(Reuters) - Two investment firms could walk away from the bankruptcy of solar panel maker Solyndra LLC with hundreds of millions of dollars in future tax breaks, the U.S. government said in court papers seeking more information on the arrangement.
Units of Argonaut Ventures and Madrone Partners could end up with “significantly more” than $500 million in tax benefits as part of Solyndra’s bankruptcy, the Department of Energy and the Internal Revenue Service said in a bankruptcy court filing on Friday.
Under the bankruptcy plan, the U.S. government is unlikely to recoup much of its $528 million loan to Solyndra.
The government agencies asked the U.S. Bankruptcy Court in Wilmington, Delaware, to reject Solyndra’s “disclosure statement,” which describes its plan to repay creditors, unless the company provides more details on the tax benefits.
Under the proposed plan, tax benefits such as “net operating losses” would be preserved for Argonaut, which is controlled by a foundation linked to billionaire George Kaiser, and Madrone. Under a 2011 restructuring, the two firms committed to investing $75 million to keep Solyndra afloat with the condition they would be repaid before the U.S. government.
“Argonaut and Madrone could potentially use Solyndra’s net operating losses to avoid hundreds of millions of dollars in future income taxes that they would owe on income generated by business ventures wholly unrelated to the debtors,” the government agencies said in the filing.

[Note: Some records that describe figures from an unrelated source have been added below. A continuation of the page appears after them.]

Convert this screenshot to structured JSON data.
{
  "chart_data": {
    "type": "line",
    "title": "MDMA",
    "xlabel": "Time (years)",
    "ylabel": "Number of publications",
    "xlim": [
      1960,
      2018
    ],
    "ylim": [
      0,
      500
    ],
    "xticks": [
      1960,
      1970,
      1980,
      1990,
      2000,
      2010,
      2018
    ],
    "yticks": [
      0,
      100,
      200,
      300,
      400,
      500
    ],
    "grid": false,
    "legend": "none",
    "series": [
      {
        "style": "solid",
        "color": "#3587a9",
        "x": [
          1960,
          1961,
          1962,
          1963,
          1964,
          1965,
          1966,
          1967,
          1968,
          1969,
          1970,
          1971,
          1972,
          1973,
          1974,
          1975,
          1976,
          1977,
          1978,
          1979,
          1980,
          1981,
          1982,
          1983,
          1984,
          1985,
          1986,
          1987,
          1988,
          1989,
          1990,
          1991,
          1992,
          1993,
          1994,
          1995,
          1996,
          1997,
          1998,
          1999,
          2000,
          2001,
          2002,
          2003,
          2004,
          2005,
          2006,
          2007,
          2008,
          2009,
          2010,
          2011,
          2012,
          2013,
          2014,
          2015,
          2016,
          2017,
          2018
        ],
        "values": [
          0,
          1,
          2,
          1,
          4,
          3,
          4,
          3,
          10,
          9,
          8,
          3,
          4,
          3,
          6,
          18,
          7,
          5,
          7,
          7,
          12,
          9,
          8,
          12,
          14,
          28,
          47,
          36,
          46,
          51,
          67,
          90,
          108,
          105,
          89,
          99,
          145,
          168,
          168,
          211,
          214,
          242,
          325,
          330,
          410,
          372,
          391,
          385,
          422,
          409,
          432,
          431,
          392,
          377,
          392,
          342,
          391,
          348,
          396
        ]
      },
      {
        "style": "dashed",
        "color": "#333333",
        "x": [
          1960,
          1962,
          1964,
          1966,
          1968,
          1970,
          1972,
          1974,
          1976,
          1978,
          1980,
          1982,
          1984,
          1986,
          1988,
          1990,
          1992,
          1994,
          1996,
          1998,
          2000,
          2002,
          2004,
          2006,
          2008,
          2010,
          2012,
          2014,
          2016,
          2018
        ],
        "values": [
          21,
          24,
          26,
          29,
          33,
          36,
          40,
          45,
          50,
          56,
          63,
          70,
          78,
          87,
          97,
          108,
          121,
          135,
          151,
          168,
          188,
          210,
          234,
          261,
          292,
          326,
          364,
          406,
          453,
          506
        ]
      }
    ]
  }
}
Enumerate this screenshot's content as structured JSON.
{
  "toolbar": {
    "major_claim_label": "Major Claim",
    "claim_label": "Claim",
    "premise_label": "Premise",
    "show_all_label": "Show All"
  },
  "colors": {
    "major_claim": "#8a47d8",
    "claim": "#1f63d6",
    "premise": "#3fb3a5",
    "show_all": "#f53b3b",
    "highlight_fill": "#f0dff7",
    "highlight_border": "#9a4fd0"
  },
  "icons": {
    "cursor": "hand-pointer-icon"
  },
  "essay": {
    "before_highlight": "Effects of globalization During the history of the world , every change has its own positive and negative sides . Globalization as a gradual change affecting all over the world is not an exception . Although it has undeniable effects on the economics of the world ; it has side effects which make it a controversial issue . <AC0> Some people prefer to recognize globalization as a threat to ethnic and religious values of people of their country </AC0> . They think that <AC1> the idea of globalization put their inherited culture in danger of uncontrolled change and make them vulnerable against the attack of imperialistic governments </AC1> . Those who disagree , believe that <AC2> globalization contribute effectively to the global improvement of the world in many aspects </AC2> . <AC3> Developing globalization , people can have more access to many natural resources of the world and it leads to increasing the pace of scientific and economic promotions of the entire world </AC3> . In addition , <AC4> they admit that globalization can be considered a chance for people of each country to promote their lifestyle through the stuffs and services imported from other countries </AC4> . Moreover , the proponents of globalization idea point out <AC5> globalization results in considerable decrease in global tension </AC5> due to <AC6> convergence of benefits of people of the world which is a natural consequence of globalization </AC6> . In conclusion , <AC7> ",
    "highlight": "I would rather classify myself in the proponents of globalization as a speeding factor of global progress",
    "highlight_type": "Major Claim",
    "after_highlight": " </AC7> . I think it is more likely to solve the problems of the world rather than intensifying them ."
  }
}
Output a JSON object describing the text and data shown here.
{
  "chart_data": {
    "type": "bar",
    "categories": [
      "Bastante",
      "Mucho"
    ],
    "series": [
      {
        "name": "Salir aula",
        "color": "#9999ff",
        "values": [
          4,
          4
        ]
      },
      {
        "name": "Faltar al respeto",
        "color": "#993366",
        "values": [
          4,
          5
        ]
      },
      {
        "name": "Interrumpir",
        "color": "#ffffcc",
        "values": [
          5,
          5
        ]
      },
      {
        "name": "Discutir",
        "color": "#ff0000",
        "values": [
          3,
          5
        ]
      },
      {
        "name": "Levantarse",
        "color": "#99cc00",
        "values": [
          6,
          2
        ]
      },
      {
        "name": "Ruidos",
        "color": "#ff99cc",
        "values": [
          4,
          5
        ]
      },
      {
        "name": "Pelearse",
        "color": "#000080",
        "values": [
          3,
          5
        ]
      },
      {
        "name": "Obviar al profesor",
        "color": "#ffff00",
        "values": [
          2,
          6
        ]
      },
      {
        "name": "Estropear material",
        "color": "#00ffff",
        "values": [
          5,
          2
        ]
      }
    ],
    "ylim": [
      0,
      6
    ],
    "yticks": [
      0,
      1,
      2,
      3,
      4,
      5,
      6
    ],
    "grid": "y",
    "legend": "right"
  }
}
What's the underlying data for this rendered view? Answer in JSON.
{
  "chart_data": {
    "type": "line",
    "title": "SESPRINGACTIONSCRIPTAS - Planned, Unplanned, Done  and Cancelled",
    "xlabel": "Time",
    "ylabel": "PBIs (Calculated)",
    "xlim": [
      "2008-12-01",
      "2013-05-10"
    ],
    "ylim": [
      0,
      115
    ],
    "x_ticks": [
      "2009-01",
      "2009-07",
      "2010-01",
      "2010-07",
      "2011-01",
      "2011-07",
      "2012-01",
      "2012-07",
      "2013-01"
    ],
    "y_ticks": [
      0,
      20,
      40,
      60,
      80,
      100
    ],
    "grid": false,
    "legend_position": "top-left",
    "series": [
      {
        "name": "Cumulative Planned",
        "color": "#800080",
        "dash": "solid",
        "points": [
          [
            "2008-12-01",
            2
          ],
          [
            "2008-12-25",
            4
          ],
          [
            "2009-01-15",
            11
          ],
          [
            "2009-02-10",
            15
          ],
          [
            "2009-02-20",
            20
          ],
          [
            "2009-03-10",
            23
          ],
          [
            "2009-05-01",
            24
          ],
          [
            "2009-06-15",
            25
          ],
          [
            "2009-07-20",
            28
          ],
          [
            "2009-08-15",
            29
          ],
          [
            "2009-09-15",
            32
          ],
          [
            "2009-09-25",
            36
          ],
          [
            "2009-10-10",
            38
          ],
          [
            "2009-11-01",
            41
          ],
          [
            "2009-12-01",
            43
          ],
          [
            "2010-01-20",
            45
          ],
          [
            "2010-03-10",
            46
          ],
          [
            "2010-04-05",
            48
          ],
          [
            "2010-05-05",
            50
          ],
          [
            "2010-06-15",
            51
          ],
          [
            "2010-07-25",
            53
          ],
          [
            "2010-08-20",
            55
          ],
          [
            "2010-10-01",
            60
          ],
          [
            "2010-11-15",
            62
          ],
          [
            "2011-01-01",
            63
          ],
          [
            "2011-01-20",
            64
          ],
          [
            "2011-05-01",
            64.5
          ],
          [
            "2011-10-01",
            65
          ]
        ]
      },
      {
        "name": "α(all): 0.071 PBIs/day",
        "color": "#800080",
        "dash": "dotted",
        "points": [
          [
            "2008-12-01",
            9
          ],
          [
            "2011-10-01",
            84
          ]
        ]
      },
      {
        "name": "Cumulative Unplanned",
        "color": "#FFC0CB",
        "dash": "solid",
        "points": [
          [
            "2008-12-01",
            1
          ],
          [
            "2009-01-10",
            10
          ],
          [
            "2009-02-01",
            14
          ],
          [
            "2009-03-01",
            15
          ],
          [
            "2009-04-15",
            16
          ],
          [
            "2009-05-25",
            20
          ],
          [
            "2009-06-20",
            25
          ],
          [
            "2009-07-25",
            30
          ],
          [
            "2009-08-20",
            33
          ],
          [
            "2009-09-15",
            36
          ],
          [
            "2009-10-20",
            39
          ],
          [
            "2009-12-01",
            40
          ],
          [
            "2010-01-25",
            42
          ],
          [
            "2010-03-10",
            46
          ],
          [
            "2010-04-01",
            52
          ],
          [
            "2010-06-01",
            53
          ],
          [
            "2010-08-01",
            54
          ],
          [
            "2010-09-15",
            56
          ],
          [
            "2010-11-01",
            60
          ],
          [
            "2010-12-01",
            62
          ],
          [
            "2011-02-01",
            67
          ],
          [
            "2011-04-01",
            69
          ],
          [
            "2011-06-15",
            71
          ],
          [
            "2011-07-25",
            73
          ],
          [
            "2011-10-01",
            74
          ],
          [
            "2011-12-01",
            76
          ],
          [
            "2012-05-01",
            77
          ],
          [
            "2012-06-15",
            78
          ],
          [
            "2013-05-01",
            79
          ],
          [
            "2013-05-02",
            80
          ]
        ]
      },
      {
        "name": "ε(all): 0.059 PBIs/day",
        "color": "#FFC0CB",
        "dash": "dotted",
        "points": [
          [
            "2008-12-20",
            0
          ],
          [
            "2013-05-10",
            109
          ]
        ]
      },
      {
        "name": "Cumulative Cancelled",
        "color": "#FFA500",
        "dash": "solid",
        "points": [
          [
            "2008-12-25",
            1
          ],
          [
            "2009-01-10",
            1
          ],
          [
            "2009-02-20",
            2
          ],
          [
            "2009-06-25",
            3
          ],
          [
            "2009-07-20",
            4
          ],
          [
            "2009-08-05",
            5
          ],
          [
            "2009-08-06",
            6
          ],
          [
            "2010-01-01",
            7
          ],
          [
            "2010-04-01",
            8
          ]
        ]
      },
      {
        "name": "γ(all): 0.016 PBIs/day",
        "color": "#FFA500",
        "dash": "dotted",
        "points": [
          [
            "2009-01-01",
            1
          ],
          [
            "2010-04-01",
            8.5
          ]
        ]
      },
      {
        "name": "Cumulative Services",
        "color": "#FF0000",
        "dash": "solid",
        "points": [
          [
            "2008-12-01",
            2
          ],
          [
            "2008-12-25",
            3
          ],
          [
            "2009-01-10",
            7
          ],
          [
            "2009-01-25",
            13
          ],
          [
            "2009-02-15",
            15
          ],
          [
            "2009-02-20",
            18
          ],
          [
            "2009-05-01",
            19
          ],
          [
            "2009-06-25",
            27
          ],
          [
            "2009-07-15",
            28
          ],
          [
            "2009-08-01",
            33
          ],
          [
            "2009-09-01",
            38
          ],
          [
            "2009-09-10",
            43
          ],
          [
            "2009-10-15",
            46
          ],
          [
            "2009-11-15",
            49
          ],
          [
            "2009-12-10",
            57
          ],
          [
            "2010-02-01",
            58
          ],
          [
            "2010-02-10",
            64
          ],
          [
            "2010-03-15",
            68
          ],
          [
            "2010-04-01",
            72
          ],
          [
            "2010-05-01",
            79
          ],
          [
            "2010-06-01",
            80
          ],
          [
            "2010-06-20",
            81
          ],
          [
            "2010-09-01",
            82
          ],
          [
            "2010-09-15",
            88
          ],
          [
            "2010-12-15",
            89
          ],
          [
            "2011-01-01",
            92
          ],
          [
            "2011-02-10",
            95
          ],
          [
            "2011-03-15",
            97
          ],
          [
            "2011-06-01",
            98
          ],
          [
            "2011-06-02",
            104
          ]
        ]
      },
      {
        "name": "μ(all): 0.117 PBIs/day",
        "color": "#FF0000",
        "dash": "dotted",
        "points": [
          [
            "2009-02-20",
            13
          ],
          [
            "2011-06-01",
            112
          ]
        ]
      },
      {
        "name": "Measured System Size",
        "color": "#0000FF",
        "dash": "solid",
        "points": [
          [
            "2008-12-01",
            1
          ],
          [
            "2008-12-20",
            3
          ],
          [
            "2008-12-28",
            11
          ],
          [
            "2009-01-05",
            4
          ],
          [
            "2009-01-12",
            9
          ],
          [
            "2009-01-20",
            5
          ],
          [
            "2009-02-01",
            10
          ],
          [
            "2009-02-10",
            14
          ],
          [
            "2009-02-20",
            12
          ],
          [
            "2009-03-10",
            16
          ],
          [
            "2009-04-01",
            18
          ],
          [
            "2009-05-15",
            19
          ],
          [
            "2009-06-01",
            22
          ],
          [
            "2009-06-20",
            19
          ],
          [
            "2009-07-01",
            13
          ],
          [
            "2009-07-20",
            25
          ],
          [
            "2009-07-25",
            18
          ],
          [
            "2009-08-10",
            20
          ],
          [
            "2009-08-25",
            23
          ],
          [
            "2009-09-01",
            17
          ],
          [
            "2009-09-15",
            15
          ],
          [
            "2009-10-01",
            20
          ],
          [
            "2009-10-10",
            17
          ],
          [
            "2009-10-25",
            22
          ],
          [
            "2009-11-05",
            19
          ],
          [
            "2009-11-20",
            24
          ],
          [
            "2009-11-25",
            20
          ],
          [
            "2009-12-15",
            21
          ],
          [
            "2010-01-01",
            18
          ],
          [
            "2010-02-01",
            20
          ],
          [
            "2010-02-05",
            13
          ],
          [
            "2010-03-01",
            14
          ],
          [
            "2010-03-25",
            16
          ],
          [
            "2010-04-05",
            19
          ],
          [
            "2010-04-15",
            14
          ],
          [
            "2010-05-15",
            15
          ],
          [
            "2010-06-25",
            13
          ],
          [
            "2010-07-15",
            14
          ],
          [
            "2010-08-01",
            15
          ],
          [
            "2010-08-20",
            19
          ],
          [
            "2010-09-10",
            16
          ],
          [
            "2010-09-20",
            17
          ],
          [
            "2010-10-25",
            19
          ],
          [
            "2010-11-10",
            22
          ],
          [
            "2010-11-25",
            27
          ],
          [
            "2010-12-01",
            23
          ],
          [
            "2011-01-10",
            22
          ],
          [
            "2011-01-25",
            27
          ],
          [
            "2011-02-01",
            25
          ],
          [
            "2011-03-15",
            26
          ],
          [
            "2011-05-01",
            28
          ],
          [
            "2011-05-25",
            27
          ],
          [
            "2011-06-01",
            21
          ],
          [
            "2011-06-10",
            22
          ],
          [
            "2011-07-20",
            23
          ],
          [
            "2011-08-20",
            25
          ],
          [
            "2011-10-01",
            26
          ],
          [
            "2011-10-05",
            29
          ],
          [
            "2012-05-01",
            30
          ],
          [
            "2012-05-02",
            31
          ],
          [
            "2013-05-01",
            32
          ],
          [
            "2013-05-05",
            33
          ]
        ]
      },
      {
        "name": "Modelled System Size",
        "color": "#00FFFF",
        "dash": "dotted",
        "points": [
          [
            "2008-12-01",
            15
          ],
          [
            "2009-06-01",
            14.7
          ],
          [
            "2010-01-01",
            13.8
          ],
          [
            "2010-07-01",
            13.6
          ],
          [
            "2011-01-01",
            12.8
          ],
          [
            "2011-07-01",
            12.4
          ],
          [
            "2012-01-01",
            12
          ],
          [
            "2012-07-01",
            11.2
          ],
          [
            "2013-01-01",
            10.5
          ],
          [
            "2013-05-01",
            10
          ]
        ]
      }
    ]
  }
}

Debra Grassgreen, an attorney with Pachulski Stang Ziehl & Jones, which represents Solyndra, declined to comment beyond saying that the company would file a reply with the court.
Argonaut and Madrone did not immediately respond to requests for comment.
Solyndra filed for bankruptcy a year ago as it could no longer compete with plunging prices of solar panels imported from China. The company has sold everything from its remaining inventory and assembly equipment to office computers in a bid to raise money to repay creditors.
The company’s federal loan, awarded as part of a government program to promote clean energy and subsequent collapse sparked an 18-month investigation by Republicans who criticized the Obama administration for failing to cut the government’s losses on the investment.
Republicans at the time had accused the White House of making decisions to favor Kaiser, who was a fundraiser for Barack Obama’s 2008 presidential campaign.
The White House has defended the Solyndra investment, saying the Republicans investigation confirmed the decision to make the loan was “merit-based.”